Model analysis of the enhancement of tissue oxygenation by hemodilution due to increased microvascular flow velocity.

The effect of hemodilution on oxygen delivery to the tissue was investigated analytically by taking into consideration the oxygen loss that occurs along the arterial microvasculature due to diffusion into the tissue and shunting to parallel running venules. The theoretical findings were related to experimental data on microvascular oxygen distribution and the blood flow weighted by the oxygen-carrying capacity of plasma and red blood cells (Q) during hemodilution.
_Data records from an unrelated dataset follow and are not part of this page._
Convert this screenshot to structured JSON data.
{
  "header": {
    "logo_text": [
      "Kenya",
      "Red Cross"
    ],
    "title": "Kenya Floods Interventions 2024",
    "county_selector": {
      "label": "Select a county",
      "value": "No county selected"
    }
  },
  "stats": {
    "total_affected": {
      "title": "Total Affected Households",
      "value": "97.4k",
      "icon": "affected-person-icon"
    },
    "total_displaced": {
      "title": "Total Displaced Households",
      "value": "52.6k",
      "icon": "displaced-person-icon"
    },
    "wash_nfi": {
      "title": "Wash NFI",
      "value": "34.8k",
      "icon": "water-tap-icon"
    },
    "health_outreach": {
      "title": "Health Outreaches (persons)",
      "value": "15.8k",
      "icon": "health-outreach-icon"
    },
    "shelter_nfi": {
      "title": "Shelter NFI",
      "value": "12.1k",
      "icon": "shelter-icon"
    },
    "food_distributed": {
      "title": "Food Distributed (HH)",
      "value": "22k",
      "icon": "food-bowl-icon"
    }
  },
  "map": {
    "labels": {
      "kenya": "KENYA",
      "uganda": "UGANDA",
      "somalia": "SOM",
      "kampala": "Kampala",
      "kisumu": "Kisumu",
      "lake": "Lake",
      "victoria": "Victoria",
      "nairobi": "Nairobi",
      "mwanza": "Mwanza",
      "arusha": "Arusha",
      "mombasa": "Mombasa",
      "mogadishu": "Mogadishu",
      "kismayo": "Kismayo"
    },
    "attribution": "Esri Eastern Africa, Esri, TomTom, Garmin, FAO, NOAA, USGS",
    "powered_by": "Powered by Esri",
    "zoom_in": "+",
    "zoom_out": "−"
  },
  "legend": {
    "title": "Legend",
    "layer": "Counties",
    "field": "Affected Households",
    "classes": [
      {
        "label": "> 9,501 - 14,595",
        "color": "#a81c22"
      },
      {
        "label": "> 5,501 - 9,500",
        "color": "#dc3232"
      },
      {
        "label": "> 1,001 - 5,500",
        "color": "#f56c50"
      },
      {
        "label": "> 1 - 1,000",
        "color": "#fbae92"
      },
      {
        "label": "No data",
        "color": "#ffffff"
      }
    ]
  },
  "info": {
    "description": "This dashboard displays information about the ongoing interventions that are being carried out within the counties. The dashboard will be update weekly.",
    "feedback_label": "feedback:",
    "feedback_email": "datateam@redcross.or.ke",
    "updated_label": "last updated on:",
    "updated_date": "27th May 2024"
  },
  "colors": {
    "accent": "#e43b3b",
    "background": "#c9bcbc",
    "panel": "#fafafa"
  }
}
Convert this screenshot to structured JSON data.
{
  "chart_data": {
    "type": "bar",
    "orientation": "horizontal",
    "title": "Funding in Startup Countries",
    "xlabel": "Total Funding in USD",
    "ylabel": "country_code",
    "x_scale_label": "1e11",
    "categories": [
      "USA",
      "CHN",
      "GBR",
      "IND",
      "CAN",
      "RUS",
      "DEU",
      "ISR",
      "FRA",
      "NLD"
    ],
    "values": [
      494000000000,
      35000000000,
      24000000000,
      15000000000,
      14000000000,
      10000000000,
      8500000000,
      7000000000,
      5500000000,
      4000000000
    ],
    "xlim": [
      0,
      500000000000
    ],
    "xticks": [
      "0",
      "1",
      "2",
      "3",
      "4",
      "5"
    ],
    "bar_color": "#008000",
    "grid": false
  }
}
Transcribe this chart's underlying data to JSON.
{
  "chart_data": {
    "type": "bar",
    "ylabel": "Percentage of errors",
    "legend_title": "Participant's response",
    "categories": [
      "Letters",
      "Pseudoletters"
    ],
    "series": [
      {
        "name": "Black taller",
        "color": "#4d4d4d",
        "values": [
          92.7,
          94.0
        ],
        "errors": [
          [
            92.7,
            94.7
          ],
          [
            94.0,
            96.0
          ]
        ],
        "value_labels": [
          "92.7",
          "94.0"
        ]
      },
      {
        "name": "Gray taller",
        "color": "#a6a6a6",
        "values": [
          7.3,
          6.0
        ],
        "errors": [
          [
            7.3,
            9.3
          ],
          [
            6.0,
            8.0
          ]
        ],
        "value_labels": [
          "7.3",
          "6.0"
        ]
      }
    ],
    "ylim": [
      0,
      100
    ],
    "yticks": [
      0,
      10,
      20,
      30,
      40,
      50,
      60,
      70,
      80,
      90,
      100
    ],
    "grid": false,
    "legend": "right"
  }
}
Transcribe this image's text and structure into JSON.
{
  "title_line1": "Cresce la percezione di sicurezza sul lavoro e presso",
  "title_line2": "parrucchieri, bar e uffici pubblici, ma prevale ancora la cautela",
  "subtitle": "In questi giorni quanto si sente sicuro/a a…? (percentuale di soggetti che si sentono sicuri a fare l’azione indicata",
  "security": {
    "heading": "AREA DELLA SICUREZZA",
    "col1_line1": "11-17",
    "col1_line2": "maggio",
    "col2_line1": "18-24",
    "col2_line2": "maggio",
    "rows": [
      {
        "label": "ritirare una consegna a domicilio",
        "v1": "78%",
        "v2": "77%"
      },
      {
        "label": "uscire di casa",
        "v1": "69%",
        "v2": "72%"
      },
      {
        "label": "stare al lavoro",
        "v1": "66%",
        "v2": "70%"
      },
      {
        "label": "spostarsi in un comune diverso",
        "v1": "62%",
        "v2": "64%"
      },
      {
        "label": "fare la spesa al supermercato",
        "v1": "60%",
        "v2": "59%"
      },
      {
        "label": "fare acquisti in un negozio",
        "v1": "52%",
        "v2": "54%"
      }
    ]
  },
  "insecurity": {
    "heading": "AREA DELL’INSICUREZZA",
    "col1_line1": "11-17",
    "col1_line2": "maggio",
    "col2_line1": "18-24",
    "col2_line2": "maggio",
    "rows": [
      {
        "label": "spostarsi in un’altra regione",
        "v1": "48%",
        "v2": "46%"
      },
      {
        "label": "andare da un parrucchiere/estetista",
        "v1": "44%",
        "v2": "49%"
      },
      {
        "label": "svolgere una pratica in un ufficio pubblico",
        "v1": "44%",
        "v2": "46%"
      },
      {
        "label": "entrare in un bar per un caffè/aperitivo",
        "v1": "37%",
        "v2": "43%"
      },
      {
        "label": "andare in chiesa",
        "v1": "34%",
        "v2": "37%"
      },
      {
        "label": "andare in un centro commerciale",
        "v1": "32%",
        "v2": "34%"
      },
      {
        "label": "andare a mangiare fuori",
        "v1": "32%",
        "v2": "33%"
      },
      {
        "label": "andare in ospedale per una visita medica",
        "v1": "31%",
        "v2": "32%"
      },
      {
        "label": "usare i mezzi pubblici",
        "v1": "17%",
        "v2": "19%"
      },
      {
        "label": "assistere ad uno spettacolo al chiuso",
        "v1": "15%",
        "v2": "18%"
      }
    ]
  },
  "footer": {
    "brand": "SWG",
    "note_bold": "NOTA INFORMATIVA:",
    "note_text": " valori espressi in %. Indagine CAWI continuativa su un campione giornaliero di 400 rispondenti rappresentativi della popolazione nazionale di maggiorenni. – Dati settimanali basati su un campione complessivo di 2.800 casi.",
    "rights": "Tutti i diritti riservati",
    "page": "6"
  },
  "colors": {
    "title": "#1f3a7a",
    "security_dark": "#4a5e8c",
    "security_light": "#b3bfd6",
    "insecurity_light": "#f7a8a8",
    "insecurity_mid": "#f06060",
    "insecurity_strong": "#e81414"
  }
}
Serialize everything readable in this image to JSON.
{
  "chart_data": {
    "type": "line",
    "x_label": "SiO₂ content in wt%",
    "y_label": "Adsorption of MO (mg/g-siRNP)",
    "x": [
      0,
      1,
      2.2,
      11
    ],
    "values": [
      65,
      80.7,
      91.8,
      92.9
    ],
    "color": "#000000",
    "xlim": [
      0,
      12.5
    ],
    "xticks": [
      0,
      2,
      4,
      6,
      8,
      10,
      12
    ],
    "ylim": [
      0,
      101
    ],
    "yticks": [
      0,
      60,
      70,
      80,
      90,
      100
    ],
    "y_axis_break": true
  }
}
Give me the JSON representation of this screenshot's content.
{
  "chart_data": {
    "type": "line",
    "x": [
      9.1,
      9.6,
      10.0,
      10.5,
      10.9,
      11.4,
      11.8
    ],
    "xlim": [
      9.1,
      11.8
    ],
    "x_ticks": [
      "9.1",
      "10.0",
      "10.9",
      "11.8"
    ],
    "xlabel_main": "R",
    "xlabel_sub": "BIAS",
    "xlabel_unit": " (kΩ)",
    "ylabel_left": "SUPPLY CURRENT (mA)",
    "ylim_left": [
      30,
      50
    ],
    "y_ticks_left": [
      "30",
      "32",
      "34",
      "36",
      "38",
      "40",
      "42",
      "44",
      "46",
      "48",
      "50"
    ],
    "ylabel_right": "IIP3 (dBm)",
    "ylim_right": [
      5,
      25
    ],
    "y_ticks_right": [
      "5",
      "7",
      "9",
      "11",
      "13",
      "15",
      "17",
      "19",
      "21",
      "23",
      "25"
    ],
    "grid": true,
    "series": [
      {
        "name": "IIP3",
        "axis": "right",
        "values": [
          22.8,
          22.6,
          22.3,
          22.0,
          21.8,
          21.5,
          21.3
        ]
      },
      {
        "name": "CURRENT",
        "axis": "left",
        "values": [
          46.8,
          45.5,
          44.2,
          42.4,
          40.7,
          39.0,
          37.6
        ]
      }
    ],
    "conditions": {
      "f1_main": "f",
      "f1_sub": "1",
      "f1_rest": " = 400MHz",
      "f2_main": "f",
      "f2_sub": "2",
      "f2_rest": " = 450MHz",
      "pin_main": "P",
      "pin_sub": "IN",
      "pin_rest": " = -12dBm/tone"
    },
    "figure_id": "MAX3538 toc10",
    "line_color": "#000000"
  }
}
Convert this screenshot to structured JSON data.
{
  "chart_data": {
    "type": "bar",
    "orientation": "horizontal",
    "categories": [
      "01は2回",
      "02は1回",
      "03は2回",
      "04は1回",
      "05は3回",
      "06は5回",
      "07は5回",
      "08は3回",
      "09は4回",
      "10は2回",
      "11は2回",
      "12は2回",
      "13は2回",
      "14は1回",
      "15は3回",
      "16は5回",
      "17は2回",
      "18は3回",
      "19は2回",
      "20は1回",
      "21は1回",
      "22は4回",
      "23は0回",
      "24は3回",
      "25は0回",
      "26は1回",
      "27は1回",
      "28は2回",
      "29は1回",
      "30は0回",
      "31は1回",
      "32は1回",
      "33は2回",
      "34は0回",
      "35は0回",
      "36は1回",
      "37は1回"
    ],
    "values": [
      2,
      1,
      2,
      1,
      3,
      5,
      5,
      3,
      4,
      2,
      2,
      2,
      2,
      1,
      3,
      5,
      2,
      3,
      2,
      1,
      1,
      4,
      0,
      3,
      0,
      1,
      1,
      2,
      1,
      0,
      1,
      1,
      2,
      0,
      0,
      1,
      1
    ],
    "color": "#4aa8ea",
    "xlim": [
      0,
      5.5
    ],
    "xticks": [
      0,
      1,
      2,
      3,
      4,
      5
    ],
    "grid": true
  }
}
It was found that at 30-33% hematocrit, the amount of oxygen brought to the tissues is increased by 5% when diffusion is the only mechanism of oxygen loss, and by 15% when the loss is due to arteriole-venule (A-V) shunting. These increases are relative to the conditions of normal hematocrit, and are in addition to the 10% increase due to the enhancement of Q caused by hemodilution. The analysis was extended to conditions of low oxygen tension and flow condition, characteristic of ischemia. In the case of severe ischemia the total increase in oxygen delivery at hematocrit 30-33% was 38% for tissues with diffusion losses only, and 66% when shunting losses are predominant. These results suggest that hemodilution is particularly effective in increasing oxygenation in ischemic tissue, while it has a comparatively small effect in normal conditions.